Sur les préjudices :
5. En premier lieu, les nuisances ayant cessé et la parcelle sur laquelle était implanté le " Kontiki Beach " étant désormais classée en zone naturelle non constructible au terme de la révision du plan local d'urbanisme du 27 juin 2018, Mme B... ne peut être indemnisée d'une perte de valeur vénale de son bien.
6. En deuxième lieu, Mme B... soutient que, du fait des nuisances, elle s'est trouvée dans l'obligation de quitter son domicile route des plages et de résider du 1er octobre 2015 au 31 décembre 2018, dans un local de 52 m² lui appartenant situé 46 rue Léopold Heder à Cayenne, qu'elle donnait jusque-là en location à une association, pour un loyer mensuel de 900 euros. Toutefois, aucune des pièces du dossier ne venant accréditer cette allégation, Mme B... n'est, par suite, pas fondée à demander à être indemnisée d'une quelconque perte de loyers.
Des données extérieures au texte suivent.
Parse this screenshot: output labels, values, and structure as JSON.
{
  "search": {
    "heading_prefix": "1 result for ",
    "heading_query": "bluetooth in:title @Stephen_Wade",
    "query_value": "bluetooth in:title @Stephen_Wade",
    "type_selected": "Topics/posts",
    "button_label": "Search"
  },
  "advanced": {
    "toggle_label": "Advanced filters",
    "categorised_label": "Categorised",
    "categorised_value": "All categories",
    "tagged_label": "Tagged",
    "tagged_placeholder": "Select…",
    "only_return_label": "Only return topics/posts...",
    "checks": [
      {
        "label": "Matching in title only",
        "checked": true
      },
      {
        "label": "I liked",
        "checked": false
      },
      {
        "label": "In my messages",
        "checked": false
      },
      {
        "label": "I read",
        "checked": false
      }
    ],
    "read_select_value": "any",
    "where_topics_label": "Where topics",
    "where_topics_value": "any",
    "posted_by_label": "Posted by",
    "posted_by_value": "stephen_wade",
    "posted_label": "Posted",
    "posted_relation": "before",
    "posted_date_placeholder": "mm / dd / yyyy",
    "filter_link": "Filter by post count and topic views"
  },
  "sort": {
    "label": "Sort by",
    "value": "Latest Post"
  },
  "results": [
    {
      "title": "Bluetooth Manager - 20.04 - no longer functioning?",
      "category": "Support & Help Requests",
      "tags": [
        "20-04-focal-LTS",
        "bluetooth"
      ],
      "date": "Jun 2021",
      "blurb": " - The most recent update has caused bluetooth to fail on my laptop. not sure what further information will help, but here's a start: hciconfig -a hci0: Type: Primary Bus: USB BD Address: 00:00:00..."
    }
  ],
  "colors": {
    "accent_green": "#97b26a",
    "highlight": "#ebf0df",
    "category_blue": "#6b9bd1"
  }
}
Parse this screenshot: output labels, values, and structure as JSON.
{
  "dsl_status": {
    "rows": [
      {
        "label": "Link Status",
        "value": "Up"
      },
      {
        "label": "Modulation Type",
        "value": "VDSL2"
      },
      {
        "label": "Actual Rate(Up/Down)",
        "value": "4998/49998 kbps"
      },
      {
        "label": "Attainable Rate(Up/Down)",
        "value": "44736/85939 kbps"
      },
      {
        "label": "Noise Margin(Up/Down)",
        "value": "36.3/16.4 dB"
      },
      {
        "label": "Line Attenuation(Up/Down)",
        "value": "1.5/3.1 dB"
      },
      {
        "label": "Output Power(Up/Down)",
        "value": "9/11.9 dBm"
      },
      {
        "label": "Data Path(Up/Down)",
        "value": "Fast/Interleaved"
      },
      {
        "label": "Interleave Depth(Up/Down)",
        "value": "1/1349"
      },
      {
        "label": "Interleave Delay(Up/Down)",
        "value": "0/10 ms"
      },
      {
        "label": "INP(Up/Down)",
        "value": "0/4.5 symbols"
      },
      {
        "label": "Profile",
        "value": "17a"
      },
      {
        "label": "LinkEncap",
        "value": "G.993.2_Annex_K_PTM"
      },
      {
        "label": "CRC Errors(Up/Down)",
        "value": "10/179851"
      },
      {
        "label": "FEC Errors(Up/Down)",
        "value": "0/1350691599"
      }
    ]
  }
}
7. En troisième lieu, le lien de causalité entre les pertes de revenus professionnels dont se prévaut Mme B... et les fautes du maire de Rémire-Monjoly et du préfet de la Guyane n'est pas établi.
8. Enfin, il sera fait une juste appréciation des troubles dans les conditions d'existence subis par Mme B... en les évaluant à la somme de 15 000 euros.
Sur les intérêts et la capitalisation des intérêts :
9. La somme de 15 000 euros portera intérêts à compter de la date du 21 février 2015, dont il n'est pas contesté qu'il s'agit de la date de la réception par le préfet de la Guyane et le maire de Rémire-Montjoly de la première demande d'indemnisation présentée par Mme B....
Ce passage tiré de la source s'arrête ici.